Furthermore, the flag `EFD_SEMAPHORE` is used for the event fd. I would imagine that other projects than `boost::asio` would follow similar usage patterns like this one and might therefore also suffer from lost wakeup events.

Furthermore, Chris has reproduced the problem on a 5.4 kernel.

I attach the patched program.

Any comment or help with this would be really appreciated.

Cheers,
  Max.
Comment 4 Max Neunhöffer 2020-01-28 09:10:32 UTC
Created attachment 287007 [details]
Another program showing a variant of the buggy behaviour.
Comment 5 Max Neunhöffer 2020-02-03 14:34:12 UTC
I did a git bisect and have tracked down the bug to this commit:

https://github.com/torvalds/linux/commit/a218cc4914209ac14476cb32769b31a556355b22
Comment 6 Max Neunhöffer 2020-02-03 14:56:32 UTC
The latest kernel at https://github.com/torvalds/linux still shows the problem.
Note furthermore that the problem does not occur if the VM to run the kernel has only one CPU. With 4 CPUs I could reproduce.

Below I will post the kernel configs I used to compile the two commits

  a218cc4914209ac14476cb32769b31a556355b22 (bad)
  c3e320b61581ef7919269ca242ff13951ccfc763 (good)

Cheers,
  Max.
Comment 7 Max Neunhöffer 2020-02-03 14:57:38 UTC
Created attachment 287089 [details]
Kernel config for commit a218cc4914209ac14476cb32769b31a556355b22 to see the problem.

Kernel config for commit a218cc4914209ac14476cb32769b31a556355b22 to see the problem.
Comment 8 Max Neunhöffer 2020-02-03 14:58:20 UTC
Created attachment 287091 [details]
Kernel config for commit c3e320b61581ef7919269ca242ff13951ccfc763 to see the problem not yet there.
Comment 9 Max Neunhöffer 2020-02-03 14:58:58 UTC
Christopher Kohlhoff has produced another program to show that the bug also shows up with level triggered eventfds.
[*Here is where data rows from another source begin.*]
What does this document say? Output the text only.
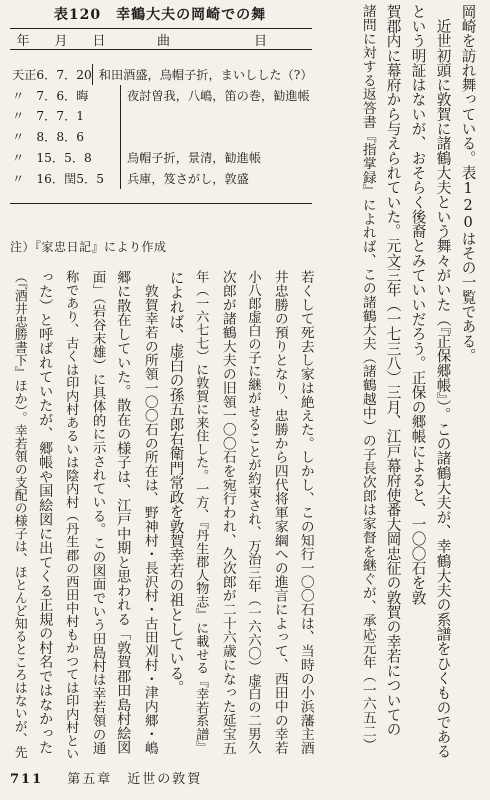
表120　幸鶴大夫の岡崎での舞
年　月　日	曲	目
天正6．7．20 和田酒盛，烏帽子折，まいしした（?）
〃　7．6．晦	夜討曽我，八嶋，笛の巻，勧進帳
〃　7．7．1
〃　8．8．6
〃　15．5．8	烏帽子折，景清，勧進帳
〃　16．閏5．5	兵庫，笈さがし，敦盛
注）『家忠日記』により作成	岡崎を訪れ舞っている。表120はその一覧である。
　近世初頭に敦賀に諸鶴大夫という舞々がいた（『正保郷帳』）。この諸鶴大夫が、幸鶴大夫の系譜をひくものである
という明証はないが、おそらく後裔とみていいだろう。正保の郷帳によると、一〇〇石を敦
賀郡内に幕府から与えられていた。元文三年（一七三八）三月、江戸幕府使番大岡忠征の敦賀の幸若についての
諸問に対する返答書『指掌録』によれば、この諸鶴大夫（諸鶴越中）の子長次郎は家督を継ぐが、承応元年（一六五二）
若くして死去し家は絶えた。しかし、この知行一〇〇石は、当時の小浜藩主酒
井忠勝の預りとなり、忠勝から四代将軍家綱への進言によって、西田中の幸若
小八郎虚白の子に継がせることが約束され、万治三年（一六六〇）虚白の二男久
次郎が諸鶴大夫の旧領一〇〇石を宛行われ、久次郎が二十六歳になった延宝五
年（一六七七）に敦賀に来住した。一方、『丹生郡人物志』に載せる『幸若系譜』
によれば、虚白の孫五郎右衛門常政を敦賀幸若の祖としている。
　敦賀幸若の所領一〇〇石の所在は、野神村・長沢村・古田刈村・津内郷・嶋
郷に散在していた。散在の様子は、江戸中期と思われる「敦賀郡田島村絵図
面」（岩谷末雄）に具体的に示されている。この図面でいう田島村は幸若領の通
称であり、古くは印内村あるいは陰内村（丹生郡の西田中村もかつては印内村とい
った）と呼ばれていたが、郷帳や国絵図に出てくる正規の村名ではなかった
（『酒井忠勝書下』ほか）。幸若領の支配の様子は、ほとんど知るところはないが、先
711 第五章　近世の敦賀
I attach the program.

  Max.
Comment 10 Max Neunhöffer 2020-02-03 14:59:28 UTC
Created attachment 287093 [details]
Example program for bug with level triggered events.
Comment 11 Max Neunhöffer 2020-02-26 12:13:58 UTC
For info: This has in the meantime been discussed and fixed on the netdev mailing list, see 

  https://lore.kernel.org/netdev/d4d188512ea84f243310dd9464922a82@suse.de/

 Cheers, Max
Comment 12 Breno Leitao 2020-03-12 16:05:46 UTC
I understand that this bug is still not fixed upstream (5.6-rc5), is this right?